First heat-up of 1D multi-layer walls and 2D geometries consisting of refractory concrete

Abstract Furnaces are frequently lined with low permeability refractory concrete. During the first heat-up process of a relined furnace, high vapour pressures inside the initially wet refractory concrete can result in an explosive destruction of the concrete structure. In this article, the first heat-up process of complex geometries is investigated by modeling and further by a large-scale experiment. The article bases on a previous one, concerning the first heat-up of a one-dimensional single layer wall. The simulation of the first heat-up process of a one-dimensional three-layer wall shows the occurrence of several drying fronts inside the wall. Even if the wall is heated only from one side, two drying fronts appear at both surfaces, moving deeper and deeper inside the wall. Four further drying fronts are arising at the two boundary surfaces, moving in contrawise directions. The simulation shows that the first boundary surface is drying even faster than the first concrete layer, although this layer is arranged in front of that boundary surface. Further the simulation predicts a constant temperature slightly below 100° C at the wall's unheated surface over a large period of time. The model is validated by a large scale experiment which confirms both observations. Further, two more complex geometries are investigated by the aid of a two-dimensional model.
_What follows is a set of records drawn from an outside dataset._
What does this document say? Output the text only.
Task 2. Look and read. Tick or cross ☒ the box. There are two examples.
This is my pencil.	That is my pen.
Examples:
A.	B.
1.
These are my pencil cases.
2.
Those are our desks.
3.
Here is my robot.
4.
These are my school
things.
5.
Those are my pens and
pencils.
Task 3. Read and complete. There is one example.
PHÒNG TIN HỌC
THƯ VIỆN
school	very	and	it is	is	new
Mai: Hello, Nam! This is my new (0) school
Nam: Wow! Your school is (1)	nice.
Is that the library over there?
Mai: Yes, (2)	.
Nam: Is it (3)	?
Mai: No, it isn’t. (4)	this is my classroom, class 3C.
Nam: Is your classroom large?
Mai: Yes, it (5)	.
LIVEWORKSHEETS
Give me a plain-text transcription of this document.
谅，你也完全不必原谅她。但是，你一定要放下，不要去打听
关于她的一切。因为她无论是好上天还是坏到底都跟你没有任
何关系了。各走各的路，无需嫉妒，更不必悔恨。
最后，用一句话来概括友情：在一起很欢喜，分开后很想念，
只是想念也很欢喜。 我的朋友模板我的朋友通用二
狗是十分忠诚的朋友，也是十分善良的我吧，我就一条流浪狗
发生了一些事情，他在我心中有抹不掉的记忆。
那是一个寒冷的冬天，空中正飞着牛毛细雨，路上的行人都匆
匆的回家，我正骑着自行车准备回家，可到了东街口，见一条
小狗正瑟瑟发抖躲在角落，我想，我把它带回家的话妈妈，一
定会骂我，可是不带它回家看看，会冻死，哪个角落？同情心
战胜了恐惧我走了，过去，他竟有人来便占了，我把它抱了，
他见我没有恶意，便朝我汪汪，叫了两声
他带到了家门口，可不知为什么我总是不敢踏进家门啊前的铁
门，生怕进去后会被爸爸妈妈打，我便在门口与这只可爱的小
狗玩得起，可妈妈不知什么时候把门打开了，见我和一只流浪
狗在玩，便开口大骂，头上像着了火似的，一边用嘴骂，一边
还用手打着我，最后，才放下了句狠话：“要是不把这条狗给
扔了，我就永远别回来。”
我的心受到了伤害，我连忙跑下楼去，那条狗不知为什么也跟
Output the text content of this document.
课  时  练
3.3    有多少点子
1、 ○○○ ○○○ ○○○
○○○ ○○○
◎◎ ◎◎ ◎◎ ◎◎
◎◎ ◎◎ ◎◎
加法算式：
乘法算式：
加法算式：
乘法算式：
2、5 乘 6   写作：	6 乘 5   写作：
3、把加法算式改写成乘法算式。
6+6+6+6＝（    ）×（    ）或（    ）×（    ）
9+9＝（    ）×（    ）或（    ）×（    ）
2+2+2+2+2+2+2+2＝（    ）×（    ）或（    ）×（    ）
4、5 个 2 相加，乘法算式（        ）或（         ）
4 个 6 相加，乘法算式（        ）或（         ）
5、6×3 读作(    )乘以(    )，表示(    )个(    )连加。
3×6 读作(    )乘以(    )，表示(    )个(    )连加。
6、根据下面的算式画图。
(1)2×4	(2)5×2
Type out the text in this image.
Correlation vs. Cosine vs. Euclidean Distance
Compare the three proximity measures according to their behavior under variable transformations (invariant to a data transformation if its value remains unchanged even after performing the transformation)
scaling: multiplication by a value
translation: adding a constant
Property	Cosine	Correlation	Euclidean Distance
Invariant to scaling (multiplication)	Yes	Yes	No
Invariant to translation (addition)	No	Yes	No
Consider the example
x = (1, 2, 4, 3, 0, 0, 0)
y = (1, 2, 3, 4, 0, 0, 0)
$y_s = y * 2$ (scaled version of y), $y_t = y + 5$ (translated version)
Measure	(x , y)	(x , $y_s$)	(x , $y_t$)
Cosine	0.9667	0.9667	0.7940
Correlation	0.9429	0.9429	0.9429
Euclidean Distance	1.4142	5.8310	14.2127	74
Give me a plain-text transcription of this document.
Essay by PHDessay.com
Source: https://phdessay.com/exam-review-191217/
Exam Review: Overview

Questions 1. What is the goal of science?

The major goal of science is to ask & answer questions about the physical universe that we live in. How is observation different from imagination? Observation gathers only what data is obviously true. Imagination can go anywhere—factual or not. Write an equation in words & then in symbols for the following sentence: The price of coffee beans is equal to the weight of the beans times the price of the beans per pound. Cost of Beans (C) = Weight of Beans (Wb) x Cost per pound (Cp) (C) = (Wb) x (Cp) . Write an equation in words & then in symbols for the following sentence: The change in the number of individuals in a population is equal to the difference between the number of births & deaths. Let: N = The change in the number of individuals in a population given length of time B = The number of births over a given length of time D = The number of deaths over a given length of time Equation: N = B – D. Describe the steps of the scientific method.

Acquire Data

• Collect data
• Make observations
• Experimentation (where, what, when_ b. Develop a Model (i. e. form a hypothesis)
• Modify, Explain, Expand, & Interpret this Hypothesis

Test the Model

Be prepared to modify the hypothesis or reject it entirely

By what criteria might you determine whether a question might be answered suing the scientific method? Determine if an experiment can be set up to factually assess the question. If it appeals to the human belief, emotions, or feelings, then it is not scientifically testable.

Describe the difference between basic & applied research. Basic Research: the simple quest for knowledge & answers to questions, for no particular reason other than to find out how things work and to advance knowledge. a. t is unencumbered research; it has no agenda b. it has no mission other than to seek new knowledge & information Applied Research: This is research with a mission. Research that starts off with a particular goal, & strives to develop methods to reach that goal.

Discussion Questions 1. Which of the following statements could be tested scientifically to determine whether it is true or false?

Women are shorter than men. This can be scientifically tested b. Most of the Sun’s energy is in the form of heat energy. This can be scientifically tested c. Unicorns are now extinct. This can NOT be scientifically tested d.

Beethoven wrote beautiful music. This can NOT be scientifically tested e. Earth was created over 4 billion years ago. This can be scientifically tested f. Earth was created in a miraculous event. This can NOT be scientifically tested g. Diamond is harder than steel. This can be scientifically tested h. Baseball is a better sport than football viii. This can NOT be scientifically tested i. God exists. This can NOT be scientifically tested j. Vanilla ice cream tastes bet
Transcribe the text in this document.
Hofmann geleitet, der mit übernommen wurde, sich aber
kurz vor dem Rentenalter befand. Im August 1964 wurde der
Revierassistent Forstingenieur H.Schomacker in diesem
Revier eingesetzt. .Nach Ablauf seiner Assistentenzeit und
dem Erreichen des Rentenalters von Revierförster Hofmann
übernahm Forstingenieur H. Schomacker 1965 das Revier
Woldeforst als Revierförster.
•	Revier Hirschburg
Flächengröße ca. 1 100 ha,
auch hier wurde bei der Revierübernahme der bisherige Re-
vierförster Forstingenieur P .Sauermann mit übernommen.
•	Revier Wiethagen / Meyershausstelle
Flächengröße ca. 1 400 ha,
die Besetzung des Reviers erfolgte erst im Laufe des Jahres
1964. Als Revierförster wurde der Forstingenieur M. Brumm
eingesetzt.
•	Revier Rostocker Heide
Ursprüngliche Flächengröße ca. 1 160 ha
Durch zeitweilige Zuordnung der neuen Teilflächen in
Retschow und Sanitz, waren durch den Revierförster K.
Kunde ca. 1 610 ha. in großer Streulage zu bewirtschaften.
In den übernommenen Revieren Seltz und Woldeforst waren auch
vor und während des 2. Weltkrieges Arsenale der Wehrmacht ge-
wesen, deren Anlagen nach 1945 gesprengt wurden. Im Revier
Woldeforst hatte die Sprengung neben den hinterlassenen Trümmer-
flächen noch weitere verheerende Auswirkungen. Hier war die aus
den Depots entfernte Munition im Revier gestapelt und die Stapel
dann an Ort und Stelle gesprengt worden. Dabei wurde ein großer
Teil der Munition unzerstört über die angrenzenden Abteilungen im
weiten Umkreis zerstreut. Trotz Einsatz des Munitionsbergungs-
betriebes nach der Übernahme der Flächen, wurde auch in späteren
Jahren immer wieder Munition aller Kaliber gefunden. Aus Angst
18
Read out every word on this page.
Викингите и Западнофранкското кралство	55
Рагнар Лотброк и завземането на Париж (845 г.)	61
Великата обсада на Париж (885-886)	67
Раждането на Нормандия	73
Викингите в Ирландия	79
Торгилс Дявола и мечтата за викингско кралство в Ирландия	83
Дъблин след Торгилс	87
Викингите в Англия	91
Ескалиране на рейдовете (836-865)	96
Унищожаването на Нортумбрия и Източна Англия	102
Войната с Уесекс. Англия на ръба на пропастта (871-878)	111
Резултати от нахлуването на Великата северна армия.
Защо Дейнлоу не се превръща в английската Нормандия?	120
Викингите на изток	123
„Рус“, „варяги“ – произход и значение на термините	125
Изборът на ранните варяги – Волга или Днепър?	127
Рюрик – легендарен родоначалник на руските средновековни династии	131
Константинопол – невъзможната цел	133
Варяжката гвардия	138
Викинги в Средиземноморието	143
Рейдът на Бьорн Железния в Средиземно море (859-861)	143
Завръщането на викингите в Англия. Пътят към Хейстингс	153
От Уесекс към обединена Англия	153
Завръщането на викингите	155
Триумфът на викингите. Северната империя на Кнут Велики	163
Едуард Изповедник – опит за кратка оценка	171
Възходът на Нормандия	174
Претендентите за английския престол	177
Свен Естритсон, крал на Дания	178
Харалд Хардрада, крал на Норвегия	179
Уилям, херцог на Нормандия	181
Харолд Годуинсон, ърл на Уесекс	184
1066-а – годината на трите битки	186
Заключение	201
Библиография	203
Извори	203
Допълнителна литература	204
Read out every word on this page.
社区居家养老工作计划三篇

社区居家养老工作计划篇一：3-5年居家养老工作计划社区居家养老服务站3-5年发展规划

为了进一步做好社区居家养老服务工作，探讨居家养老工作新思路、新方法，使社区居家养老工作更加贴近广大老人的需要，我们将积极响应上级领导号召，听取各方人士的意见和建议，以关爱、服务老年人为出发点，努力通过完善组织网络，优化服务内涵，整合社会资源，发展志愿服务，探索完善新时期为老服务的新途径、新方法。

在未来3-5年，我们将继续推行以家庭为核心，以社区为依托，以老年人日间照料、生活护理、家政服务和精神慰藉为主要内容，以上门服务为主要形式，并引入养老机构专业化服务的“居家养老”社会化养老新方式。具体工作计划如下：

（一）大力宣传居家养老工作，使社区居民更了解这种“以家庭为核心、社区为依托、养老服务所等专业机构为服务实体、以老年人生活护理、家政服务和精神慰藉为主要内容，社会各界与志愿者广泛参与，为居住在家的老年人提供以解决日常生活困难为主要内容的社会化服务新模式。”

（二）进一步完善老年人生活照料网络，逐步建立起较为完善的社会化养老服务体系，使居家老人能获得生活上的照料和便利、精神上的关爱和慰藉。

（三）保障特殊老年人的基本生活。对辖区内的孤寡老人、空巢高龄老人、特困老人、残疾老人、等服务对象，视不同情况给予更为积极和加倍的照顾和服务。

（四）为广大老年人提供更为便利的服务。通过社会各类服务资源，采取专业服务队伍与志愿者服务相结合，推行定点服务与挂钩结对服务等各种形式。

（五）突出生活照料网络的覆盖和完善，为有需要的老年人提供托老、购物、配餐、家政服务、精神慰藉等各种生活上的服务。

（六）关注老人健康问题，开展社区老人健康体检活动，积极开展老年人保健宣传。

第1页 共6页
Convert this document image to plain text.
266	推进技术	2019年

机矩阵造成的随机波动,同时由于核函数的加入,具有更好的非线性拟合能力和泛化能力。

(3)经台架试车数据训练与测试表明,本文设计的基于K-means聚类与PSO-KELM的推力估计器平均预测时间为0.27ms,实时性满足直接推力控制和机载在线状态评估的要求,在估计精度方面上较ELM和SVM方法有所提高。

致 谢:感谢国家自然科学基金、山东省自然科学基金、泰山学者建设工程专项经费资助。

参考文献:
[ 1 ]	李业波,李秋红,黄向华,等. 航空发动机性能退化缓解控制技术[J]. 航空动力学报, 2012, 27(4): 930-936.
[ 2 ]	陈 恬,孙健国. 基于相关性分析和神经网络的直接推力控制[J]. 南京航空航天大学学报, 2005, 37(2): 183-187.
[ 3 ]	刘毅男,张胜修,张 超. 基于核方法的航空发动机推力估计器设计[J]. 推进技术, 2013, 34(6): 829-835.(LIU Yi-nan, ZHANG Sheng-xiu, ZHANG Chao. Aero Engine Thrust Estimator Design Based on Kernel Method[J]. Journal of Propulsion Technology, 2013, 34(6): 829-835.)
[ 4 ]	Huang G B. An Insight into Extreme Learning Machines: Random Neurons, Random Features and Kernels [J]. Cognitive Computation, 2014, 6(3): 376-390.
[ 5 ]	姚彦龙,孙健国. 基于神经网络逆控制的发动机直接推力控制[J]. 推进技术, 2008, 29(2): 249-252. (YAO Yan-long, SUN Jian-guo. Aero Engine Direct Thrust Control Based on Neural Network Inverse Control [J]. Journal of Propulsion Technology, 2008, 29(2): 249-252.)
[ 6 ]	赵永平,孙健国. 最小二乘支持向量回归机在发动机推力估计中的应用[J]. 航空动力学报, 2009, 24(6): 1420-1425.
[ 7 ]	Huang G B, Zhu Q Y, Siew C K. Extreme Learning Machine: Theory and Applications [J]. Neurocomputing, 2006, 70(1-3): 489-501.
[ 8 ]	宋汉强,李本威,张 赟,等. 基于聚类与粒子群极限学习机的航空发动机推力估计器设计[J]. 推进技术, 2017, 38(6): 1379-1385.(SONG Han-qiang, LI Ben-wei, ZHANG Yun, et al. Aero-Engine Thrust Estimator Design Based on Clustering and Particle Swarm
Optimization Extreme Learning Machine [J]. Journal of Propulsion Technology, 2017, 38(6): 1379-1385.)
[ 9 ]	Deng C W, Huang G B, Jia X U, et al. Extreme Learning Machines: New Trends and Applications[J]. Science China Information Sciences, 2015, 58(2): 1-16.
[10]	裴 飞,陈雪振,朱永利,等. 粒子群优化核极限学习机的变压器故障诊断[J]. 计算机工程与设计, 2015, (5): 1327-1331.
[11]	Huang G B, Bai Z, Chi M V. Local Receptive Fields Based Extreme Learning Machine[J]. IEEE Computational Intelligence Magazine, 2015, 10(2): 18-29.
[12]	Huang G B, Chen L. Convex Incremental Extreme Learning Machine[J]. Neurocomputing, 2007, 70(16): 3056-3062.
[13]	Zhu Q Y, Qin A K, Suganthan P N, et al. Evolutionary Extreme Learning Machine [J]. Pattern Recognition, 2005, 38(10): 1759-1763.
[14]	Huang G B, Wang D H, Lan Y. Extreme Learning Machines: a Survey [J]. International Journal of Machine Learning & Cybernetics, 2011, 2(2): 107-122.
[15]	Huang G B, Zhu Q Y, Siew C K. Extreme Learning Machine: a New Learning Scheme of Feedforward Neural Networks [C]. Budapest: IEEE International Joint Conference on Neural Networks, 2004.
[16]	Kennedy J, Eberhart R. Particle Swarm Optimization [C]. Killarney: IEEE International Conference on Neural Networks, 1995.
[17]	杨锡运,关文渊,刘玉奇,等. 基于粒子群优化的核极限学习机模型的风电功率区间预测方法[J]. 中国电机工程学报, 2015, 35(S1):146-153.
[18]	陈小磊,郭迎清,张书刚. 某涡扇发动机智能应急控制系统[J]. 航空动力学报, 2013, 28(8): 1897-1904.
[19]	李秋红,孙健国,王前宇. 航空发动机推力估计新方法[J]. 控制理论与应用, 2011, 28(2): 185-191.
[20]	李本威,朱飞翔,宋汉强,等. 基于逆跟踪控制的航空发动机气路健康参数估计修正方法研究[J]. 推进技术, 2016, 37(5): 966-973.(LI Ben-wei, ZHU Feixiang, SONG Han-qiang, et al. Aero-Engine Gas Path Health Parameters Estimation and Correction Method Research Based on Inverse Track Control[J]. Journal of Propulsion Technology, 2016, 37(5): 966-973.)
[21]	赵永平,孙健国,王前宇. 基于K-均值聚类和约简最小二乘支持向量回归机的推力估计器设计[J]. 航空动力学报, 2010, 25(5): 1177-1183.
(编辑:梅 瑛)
One of these geometries, a corner, needs much more time for drying compared with the drying process of a (multilayer-) wall or an exposed edge. This is mainly caused by the slow heat transfer into the corner's core. The second two-dimensional geometry, the (exposed) edge shows the highest pressure maximum of all investigated geometries, caused by the fast heat transfer into the geometry's exposed needle. For both two-dimensional geometries, optimized (pressure-driven) heat-up curves are calculated. These curves are effecting the fastest possible heat-up process without exceeding a given pressure limit. The curves of both geometires are differing significantly from each other and from those ones calculated for a single-layer wall of equal thickness.